Keluarga prasejahtera biasanya belum dapat memenuhi kebutuhan AUD dan hak-hak anak secara optimal.

  • AUD belum mendapatkan makanan dan minuman yang bergizi, memenuhi empat sehat (makanan pokok, lauk pauk, sayur mayur, buah-buahan) dan lima sempurna (susu). Susu dianggap sebagai makanan yang mewah.
  • AUD belum mempunyai tempat berlindung yang layak: rumah tidak/semi permanen, lantai tanah, tidak terdapat cukup ventilasi dan cahaya matahari, tidak ada fasilitas air bersih, Mandi, Cuci dan Kakus (MCK) langsung di sungai atau laut; memasak dengan kayu bakar, tidur di lantai atau kasur, bocor atau banjir bila hujan, terdapat banyak serangga (semut, kecoa, nyamuk) dan tikus di dapur dan tempat tidur;
  • AUD belum mendapatkan pakaian yang layak. Tidak mempunyai alas kaki, sepatu dan kaos kaki, menggunakan pakaian yang tidak bersih.

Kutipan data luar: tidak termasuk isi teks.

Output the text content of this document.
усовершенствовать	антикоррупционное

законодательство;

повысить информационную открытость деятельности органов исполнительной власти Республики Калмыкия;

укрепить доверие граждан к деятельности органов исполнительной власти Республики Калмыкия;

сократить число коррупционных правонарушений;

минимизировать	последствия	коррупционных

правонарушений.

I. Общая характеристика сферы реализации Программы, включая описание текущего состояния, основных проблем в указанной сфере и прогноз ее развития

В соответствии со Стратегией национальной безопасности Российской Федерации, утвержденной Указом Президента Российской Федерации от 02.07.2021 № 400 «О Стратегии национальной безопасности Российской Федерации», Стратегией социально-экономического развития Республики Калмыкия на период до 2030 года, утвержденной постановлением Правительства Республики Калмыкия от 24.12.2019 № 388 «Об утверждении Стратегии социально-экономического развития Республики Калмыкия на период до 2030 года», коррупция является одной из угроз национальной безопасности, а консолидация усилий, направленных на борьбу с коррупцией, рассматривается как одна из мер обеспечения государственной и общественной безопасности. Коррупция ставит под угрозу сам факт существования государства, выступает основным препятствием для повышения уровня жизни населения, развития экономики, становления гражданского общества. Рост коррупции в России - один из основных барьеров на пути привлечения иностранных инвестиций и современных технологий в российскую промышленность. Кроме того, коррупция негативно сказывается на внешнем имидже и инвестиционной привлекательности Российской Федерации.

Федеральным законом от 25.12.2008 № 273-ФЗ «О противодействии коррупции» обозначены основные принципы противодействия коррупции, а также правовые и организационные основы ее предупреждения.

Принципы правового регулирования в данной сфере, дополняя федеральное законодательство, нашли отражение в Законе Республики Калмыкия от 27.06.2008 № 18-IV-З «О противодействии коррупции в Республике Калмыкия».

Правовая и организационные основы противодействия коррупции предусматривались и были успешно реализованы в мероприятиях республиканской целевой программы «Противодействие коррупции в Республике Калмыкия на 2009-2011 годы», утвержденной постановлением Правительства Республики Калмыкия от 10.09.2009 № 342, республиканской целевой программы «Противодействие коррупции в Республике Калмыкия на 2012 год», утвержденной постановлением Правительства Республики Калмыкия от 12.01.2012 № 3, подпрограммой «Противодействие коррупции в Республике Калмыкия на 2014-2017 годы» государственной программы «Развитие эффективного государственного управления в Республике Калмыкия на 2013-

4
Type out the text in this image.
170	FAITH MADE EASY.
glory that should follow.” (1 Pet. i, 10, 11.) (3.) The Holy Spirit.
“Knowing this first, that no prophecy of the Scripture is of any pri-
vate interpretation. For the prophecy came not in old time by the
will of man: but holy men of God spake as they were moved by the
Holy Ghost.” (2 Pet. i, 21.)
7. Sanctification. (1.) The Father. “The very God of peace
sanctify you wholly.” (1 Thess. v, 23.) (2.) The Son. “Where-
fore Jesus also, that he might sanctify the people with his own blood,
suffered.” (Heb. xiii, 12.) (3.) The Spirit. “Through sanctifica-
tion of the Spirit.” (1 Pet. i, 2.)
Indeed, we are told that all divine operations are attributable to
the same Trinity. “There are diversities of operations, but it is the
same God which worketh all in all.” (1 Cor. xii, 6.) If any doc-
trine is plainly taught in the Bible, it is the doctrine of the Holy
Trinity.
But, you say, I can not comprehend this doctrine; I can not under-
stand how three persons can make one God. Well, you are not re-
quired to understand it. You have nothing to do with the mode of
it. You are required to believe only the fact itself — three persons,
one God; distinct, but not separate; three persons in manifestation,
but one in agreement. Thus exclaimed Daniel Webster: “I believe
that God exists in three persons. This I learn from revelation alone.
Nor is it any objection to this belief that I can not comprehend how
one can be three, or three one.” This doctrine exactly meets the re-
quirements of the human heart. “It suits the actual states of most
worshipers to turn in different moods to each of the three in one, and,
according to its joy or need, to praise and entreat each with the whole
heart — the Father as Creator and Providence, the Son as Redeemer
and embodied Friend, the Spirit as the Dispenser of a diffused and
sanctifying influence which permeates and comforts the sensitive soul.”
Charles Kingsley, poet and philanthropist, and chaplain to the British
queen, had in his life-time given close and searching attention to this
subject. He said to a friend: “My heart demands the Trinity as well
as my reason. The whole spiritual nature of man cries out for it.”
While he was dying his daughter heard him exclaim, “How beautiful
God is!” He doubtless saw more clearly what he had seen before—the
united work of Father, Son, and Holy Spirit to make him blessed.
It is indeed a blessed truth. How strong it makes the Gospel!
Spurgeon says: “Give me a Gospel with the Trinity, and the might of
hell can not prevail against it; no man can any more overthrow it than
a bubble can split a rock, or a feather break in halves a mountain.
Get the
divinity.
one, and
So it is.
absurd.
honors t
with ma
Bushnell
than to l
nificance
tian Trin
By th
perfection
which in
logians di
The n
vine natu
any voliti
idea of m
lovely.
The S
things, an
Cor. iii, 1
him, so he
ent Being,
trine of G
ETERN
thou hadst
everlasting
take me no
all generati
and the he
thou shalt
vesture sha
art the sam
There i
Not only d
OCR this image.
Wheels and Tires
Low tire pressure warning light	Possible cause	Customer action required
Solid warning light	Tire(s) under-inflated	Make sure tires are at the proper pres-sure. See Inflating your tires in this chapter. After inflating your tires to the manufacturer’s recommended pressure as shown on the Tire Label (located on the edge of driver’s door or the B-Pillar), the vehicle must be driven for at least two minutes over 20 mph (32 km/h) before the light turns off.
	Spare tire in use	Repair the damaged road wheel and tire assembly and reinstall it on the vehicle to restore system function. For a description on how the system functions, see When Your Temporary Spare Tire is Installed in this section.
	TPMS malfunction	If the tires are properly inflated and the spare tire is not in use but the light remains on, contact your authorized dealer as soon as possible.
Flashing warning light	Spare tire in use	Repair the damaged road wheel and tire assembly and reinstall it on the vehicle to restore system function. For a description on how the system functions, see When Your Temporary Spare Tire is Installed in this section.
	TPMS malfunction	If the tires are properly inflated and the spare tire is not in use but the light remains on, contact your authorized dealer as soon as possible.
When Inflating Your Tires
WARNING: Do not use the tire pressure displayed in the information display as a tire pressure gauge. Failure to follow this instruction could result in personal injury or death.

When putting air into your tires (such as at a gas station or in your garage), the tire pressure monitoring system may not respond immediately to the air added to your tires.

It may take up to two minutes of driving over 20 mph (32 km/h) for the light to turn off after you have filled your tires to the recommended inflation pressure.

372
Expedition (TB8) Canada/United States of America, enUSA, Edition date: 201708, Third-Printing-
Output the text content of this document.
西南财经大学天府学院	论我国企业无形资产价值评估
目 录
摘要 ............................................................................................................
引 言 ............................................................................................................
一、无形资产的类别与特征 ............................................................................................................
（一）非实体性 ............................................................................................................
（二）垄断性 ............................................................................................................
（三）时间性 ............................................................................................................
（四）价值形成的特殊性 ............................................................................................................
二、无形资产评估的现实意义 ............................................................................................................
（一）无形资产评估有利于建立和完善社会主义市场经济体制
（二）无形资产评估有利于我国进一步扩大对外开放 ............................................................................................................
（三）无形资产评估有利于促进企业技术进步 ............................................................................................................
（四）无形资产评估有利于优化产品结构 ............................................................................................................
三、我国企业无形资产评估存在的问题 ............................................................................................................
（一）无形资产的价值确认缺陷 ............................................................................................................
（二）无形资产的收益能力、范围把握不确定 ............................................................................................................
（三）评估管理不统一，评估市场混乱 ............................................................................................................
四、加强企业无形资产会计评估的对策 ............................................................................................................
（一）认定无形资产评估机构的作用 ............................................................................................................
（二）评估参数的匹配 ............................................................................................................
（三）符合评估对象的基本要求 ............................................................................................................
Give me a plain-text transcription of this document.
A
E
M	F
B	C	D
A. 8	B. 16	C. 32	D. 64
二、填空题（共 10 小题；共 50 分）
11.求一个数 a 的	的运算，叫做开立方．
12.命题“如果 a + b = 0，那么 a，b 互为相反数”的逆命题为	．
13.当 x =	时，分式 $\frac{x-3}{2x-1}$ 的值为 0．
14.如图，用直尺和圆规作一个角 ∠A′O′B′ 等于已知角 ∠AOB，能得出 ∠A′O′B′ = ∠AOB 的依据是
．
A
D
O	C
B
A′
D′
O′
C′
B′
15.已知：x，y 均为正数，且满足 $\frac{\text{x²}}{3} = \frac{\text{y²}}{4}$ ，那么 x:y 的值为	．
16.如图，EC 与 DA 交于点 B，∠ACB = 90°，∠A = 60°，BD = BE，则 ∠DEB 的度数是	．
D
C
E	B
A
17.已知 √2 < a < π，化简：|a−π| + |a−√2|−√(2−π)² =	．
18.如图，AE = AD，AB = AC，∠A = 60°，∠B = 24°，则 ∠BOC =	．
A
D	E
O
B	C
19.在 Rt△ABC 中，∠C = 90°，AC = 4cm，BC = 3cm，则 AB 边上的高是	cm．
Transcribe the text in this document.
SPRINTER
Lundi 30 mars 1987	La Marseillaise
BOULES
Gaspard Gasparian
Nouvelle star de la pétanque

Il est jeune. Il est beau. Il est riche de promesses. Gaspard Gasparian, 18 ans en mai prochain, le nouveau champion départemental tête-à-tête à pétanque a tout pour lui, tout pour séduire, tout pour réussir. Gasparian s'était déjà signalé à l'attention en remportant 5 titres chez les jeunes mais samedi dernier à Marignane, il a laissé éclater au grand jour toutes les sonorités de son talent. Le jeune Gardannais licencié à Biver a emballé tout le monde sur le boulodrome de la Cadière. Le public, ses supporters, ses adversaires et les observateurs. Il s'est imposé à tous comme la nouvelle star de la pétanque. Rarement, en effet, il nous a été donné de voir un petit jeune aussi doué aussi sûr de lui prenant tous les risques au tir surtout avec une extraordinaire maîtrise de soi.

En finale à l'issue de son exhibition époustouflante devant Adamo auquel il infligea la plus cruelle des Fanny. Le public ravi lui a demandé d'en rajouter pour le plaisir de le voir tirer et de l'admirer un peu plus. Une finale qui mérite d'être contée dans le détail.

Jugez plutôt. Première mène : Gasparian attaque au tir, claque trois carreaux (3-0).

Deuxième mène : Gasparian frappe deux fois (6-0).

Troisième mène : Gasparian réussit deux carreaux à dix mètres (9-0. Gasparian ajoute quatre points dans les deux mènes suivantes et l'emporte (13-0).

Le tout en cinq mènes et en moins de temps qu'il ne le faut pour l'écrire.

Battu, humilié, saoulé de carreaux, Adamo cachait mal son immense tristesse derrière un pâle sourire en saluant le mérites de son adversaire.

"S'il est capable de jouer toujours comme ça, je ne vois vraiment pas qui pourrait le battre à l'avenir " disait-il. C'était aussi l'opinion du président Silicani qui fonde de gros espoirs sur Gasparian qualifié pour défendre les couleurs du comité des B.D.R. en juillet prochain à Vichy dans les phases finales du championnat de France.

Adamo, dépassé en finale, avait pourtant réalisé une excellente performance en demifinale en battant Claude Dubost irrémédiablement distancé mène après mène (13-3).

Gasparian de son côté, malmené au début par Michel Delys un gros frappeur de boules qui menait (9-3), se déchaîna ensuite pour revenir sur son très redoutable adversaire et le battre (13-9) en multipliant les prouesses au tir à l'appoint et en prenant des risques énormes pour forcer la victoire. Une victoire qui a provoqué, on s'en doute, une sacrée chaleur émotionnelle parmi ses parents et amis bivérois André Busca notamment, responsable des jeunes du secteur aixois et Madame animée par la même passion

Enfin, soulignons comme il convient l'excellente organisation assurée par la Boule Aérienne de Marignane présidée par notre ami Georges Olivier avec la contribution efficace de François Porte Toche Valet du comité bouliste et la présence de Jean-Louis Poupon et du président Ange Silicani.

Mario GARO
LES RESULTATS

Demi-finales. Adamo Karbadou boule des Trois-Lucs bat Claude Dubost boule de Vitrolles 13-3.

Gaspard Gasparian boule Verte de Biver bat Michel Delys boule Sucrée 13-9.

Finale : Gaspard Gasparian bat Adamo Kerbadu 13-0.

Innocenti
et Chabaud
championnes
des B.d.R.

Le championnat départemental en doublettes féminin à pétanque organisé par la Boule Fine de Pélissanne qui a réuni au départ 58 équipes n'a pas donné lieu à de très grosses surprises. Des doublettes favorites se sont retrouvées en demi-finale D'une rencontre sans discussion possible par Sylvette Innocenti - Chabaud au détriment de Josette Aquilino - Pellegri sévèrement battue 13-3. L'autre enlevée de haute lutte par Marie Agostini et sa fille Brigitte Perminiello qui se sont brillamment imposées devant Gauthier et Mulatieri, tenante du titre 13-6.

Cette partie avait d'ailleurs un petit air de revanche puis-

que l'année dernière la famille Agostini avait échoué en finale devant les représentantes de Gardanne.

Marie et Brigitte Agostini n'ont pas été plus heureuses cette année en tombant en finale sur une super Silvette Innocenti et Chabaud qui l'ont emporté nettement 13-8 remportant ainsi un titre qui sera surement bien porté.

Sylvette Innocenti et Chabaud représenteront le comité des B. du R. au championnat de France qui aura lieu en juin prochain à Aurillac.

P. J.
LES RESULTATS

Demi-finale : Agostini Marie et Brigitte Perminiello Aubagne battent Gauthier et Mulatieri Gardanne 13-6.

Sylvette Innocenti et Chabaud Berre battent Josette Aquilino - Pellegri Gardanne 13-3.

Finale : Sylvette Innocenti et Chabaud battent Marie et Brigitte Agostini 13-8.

  • AUD tidak mendapatkan ruang dan tempat bermain, berekspresi yang memadai, ruang di rumah sangat sempit, digunakan oleh beberapa keluarga. Ruang bermain di luar rumah tidak ada. AUD bermain di tempat pembuangan sampah, saluran air, sungai dan laut yang kotor dan tercemar. Tempat bermain AUD rawan terhadap lintasan kendaraan bermotor. Serangga, binatang pengerat dan kambing ada di tempat bermain AUD.
  • AUD tidak mendapatkan bahan bacaan, mainan edukasi di rumah, karena orang tua belum mampu membelikannya.
  • AUD tidak mendapatkan bimbingan dari orangtua, karena orang tua ada yang tidak bisa membaca, tidak tahu bagaimana harus membimbing atau tidak terbiasa membimbing anak, semua diserahkan ke PAUD.
  • Ada anggapan dari orang tua AUD bahwa pendidikan PAUD yang baik memberikan pelajaran calistung  (baca, tulis, hitung) sehingga anak dapat masuk SD pilihan dan dapat mengikuti pelajaran di SD.